Emil L
Emil L

Reputation: 21111

Which characters are allowed in a function/struct/interface name?

I am new to go and have started playing around with A Tour of Go. I noticed one peculiarity namely that I am allowed to name a function _ but that function can not be called:

import "fmt"

type sel struct {
    s string
}

func _(s string) sel {
    return sel{s}
}

func main() {
    fmt.Println("Hello")
    _("foo") // <-- does not compile
}

If I comment the entire _("foo") line then the program compiles.

My question is what characters are allowed in function names? Is it only alphanumeric characters or can I use $ for instance?

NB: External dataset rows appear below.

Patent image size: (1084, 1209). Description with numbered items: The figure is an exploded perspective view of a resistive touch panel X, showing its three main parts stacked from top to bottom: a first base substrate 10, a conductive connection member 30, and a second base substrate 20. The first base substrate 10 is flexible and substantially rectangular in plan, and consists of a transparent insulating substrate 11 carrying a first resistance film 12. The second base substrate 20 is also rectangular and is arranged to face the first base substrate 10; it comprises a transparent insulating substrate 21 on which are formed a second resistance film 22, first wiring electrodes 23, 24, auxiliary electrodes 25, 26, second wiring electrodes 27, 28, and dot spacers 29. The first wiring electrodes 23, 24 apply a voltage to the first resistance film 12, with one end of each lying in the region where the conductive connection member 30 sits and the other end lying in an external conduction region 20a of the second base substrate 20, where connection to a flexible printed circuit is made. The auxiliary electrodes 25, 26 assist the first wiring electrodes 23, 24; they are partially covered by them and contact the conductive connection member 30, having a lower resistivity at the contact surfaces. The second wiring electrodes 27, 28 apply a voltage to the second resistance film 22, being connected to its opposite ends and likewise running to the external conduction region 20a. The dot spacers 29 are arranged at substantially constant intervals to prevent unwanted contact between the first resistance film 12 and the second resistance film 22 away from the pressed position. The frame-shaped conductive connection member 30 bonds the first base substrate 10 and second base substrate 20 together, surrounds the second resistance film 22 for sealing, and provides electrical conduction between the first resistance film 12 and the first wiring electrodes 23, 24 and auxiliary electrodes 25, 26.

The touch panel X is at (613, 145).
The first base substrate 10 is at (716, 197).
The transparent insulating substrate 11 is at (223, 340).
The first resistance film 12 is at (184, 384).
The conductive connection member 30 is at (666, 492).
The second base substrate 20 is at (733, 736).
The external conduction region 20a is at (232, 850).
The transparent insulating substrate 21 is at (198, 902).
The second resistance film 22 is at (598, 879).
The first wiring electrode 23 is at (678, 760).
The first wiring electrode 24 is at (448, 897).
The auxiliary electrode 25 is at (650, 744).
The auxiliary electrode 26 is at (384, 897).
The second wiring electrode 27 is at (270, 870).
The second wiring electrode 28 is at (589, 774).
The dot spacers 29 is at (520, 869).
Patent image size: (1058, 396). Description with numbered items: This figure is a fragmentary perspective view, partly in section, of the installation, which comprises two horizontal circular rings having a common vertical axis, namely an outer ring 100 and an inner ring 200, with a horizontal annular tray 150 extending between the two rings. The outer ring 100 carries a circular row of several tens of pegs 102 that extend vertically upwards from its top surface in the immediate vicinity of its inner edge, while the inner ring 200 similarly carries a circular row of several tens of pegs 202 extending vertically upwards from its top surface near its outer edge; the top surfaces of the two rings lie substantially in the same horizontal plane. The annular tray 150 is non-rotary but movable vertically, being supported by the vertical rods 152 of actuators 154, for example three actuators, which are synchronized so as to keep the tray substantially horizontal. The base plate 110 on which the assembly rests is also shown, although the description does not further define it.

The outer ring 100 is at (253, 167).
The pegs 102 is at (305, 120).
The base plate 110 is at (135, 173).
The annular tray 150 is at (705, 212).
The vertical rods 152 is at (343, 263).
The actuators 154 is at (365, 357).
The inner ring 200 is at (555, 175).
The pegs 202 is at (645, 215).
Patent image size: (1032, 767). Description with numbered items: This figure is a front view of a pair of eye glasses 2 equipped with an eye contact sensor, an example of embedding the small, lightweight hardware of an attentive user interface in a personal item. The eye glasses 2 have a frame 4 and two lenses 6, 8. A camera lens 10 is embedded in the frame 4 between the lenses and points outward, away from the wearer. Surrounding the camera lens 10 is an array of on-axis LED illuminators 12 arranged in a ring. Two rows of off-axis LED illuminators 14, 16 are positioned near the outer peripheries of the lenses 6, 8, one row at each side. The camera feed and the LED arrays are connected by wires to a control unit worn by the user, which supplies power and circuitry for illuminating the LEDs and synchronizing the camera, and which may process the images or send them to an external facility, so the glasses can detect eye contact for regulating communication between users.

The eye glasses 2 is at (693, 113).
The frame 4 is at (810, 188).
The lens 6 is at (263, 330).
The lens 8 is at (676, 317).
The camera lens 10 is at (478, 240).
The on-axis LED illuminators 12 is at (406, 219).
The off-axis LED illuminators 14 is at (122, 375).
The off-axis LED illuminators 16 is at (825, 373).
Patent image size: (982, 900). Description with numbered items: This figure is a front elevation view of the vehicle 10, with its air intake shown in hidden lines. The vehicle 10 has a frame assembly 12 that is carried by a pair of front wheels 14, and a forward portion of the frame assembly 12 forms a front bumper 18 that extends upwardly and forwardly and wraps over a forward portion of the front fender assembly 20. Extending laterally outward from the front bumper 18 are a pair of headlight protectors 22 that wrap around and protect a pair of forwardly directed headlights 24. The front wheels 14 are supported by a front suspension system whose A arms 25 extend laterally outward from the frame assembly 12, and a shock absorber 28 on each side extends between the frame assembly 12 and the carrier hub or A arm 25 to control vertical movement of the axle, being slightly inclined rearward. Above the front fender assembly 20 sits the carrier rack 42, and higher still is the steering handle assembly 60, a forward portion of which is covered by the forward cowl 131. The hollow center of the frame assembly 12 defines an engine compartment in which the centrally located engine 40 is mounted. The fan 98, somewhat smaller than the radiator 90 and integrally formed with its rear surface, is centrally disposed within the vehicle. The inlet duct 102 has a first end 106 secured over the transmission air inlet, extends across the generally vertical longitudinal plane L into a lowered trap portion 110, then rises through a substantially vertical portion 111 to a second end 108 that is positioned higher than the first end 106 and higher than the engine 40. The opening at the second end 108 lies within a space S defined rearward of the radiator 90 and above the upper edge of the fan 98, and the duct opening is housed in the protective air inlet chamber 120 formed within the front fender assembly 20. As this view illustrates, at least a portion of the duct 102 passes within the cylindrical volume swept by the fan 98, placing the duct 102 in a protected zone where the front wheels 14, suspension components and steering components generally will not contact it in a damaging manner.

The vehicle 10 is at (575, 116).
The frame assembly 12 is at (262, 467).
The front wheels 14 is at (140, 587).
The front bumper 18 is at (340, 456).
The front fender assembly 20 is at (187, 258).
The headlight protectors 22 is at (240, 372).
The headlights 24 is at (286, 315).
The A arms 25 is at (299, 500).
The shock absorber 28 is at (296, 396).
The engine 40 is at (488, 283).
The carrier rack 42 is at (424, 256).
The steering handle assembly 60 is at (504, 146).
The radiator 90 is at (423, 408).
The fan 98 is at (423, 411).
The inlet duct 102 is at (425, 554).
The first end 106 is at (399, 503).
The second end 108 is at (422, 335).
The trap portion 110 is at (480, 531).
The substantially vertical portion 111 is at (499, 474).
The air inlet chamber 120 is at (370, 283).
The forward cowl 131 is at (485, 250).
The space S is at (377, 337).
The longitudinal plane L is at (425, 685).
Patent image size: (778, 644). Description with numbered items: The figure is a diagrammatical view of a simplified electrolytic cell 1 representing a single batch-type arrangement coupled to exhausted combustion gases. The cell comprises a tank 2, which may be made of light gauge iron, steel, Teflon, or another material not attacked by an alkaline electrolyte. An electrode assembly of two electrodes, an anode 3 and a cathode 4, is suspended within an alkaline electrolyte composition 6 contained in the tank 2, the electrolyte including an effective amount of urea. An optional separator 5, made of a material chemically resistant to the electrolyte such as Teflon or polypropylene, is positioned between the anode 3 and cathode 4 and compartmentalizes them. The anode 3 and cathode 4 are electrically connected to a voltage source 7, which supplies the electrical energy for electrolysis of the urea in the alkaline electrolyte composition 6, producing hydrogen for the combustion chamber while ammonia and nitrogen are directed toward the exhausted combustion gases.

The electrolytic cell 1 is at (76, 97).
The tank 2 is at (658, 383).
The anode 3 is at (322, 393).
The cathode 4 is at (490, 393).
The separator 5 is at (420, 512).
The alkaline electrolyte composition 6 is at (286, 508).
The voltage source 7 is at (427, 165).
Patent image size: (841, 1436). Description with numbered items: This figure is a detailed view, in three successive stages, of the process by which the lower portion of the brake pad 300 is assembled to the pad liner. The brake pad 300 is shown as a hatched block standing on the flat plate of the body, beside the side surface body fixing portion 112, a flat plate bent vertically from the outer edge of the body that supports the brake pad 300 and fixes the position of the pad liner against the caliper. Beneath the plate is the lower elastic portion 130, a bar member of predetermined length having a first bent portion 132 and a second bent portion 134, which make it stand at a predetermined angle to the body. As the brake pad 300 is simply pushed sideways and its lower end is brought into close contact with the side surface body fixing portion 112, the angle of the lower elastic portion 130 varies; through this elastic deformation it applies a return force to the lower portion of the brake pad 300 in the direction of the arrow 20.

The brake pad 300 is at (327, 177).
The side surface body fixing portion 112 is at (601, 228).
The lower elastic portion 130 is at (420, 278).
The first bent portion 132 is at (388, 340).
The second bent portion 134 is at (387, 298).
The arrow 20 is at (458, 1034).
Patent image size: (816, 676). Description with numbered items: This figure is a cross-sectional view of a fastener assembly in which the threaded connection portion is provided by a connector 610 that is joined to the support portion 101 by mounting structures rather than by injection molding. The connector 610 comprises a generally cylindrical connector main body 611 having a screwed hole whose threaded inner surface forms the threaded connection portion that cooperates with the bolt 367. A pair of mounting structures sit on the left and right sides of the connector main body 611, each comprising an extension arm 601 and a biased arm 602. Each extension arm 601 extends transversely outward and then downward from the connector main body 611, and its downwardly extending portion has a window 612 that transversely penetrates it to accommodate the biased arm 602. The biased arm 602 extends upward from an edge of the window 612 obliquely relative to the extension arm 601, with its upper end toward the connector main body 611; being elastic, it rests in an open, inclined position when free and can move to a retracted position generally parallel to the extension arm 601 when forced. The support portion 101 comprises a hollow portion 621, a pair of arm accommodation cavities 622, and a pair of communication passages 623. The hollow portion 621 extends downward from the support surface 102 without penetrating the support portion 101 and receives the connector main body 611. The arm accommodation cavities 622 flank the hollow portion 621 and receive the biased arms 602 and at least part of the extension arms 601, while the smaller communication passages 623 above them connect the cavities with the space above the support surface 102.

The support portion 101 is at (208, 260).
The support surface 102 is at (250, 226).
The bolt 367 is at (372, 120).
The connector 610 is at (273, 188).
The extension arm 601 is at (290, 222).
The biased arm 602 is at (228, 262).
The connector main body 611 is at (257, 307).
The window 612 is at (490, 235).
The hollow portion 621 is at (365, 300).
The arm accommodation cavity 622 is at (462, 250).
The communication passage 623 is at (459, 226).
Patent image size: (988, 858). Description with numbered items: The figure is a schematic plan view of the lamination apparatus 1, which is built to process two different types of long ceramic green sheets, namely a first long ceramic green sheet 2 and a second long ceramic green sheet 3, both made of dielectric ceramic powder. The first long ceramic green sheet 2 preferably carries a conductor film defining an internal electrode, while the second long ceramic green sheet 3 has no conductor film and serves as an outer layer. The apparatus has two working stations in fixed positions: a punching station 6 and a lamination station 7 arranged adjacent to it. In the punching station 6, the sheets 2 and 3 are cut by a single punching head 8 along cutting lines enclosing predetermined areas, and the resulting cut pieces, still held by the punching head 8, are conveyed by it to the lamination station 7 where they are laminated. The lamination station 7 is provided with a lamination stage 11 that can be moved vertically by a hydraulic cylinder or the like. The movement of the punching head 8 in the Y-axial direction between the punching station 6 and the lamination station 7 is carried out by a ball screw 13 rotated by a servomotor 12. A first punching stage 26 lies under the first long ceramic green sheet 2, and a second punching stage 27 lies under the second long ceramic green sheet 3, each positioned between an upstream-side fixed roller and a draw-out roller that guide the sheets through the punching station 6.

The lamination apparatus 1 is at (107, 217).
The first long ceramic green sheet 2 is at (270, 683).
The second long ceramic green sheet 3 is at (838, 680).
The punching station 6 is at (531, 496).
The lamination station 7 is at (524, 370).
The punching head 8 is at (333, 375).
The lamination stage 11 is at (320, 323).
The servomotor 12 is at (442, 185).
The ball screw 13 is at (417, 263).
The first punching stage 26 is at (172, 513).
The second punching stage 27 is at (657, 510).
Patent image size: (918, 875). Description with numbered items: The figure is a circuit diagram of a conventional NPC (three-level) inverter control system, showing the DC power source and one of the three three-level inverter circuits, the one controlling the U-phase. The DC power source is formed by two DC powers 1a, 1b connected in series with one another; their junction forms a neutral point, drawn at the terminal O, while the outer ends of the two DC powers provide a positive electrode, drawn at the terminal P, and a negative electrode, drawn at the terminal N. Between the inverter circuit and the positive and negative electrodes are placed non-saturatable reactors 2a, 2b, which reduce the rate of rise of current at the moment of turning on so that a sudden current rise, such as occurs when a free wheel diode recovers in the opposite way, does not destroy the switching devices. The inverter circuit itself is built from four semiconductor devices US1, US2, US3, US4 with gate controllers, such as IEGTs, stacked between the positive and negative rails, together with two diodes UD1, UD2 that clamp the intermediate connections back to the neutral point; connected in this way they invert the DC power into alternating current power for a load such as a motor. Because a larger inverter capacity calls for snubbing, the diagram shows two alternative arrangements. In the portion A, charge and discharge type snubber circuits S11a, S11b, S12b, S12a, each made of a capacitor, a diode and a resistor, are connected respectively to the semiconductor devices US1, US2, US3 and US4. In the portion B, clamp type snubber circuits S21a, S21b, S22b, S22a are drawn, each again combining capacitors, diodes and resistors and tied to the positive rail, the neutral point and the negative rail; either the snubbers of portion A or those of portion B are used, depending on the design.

Are the rules for naming other things e.g. structs, interfaces etc. the same as those for functions?

Upvotes: 2

Views: 2815

Answers (2)

Zippo
Zippo

Reputation: 16420

The spec says that func, var or const name must begin with (unicode_letter or _), and can end with any (unicode_letter, unicode_digit or _).

unicode_letter can be a Chinese, or Hebrew letter if you'd like it to.

Upvotes: 6

Nick Craig-Wood
Nick Craig-Wood

Reputation: 54107

From the spec

The blank identifier, represented by the underscore character _, may be used in a declaration like any other identifier but the declaration does not introduce a new binding.

Which explains why the code was valid but you couldn't call the function called _

_ is used in Go when you want to assign a variable but ignore it. Calling a function _ does just the same - you defined it but the compiler will ignore it.